A car door slammed. Movement registered in his peripheral vision. The driver waiting for the damn parking spot. “Hey, man. Is she okay?”
“Help me get her in the passenger seat.” Harvey did his best to get to his feet, but his knee had reached its limit. It took everything he had to trust the driver with the woman in his arms. A ridiculous notion considering he and Drennan weren’t anything more than acquaintances, but possessiveness strangled him all the same. Together, he and the driver maneuvered Drennan into the van, but the vice around his rib cage refused to release until he’d climbed behind the wheel and tore out of the visitor’s center parking lot.
Screw the body in the back. Something was wrong. Pregnant women didn’t just pass out for no reason. He might not want to be part of this baby’s life, but he’d sure as hell step up when it came to its well-being. He owed Drennan that much.
Pulling in front of the small Springdale emergency clinic, Harvey left the van running with air-conditioning to counter the heat collecting around the body in the back and rounded the hood to Drennan’s side. His knee threatened to give out a second time, but he bit through the shredding discomfort, lifting her against his chest with an unfamiliar panic building behind his sternum. “Almost there.”
The glass doors parted as he pushed himself to his limits. Two nurses caught sight of him and rushed to meet him halfway with a stretcher. Harvey laid her out, every sense he owned screaming to get her back in his arms. “She passed out about ten minutes ago after throwing up. She’s pregnant, about eight weeks.”
“We’ll get her checked out as soon as we can.” The nurse strapped a blood pressure cuff around Drennan’s arm and pressed a stethoscope to her chest as the stretcher headed for the back rooms. Then cut her attention to Harvey. “Sir, you have to let go of her hand. Unless you’re family, you’re not permitted back here. Are you the father of the child?”
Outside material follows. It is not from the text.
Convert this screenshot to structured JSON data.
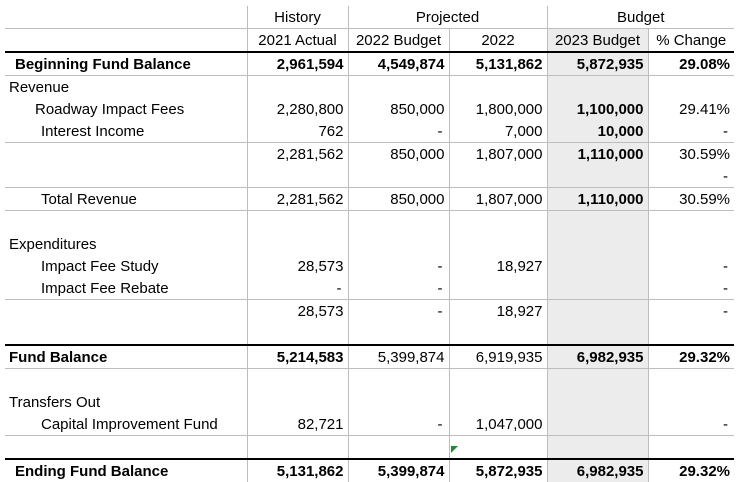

He hadn’t realized he’d intertwined his hand with Drennan’s and released his hold. Instant cold flooded through him at the loss of her warm skin pressed against his, but Harvey had survived this loss two months ago when he’d let her drive away. He’d do it again. For Drennan and the baby. “No. I’m not the father.”
Chapter Five
Ugh. She hated that sound.
Drennan could feel the tug of the IV in the back of her hand. The slight cold burn of fluids eased through her veins before warming up in her forearm. Every sense she owned felt intensified, from the overly loud pulse of the heart rate monitor to her left and the shuffling and voices outside the curtain surrounding her bed to the air-conditioning blowing straight down on her.
A hospital. The unconscious haze cleared with deeper inhales. Familiar calls on the muted PA and scuffed tennis shoes hit that aching place inside of her that missed her former life. An ER—even on slow shifts—had never been boring.
The stained cream-colored curtain ripped to one side on metallic shower hooks, putting a thin dark-haired woman with a clipboard clutched to her chest swallowed by her white coat in Drennan’s personal space. Rich brown eyes locked on her with a hardness that had no business on the doctor’s face. “You don’t call. You don’t write. The first I hear about you taking that job with the ME is by your ass landing in my ER.”
Drennan attempted to sit up, only to be humbled by the overwhelming sting in her hand from the IV line. Hospital. Throwing up. Passing out. Her heart rate double-timing as panic took hold. “The baby—”
“Perfectly healthy. No issues that we could see.” Dr. Cassidy Duffy navigated around to the side of Drennan’s bed, checking her IV bag and the stats the machines picked up every fewseconds. The woman exemplified the girl next door, with long brown hair, a soft smile that reached her eyes and an openness that calmed patients under her care into a coma. Her accent—straight from the streets of Boston—could do wonders in a crisis. “Seems you got a touch of dehydration, and by a touch, I mean you could’ve died out there. You’re smarter than this, D. What the hell were you thinking?”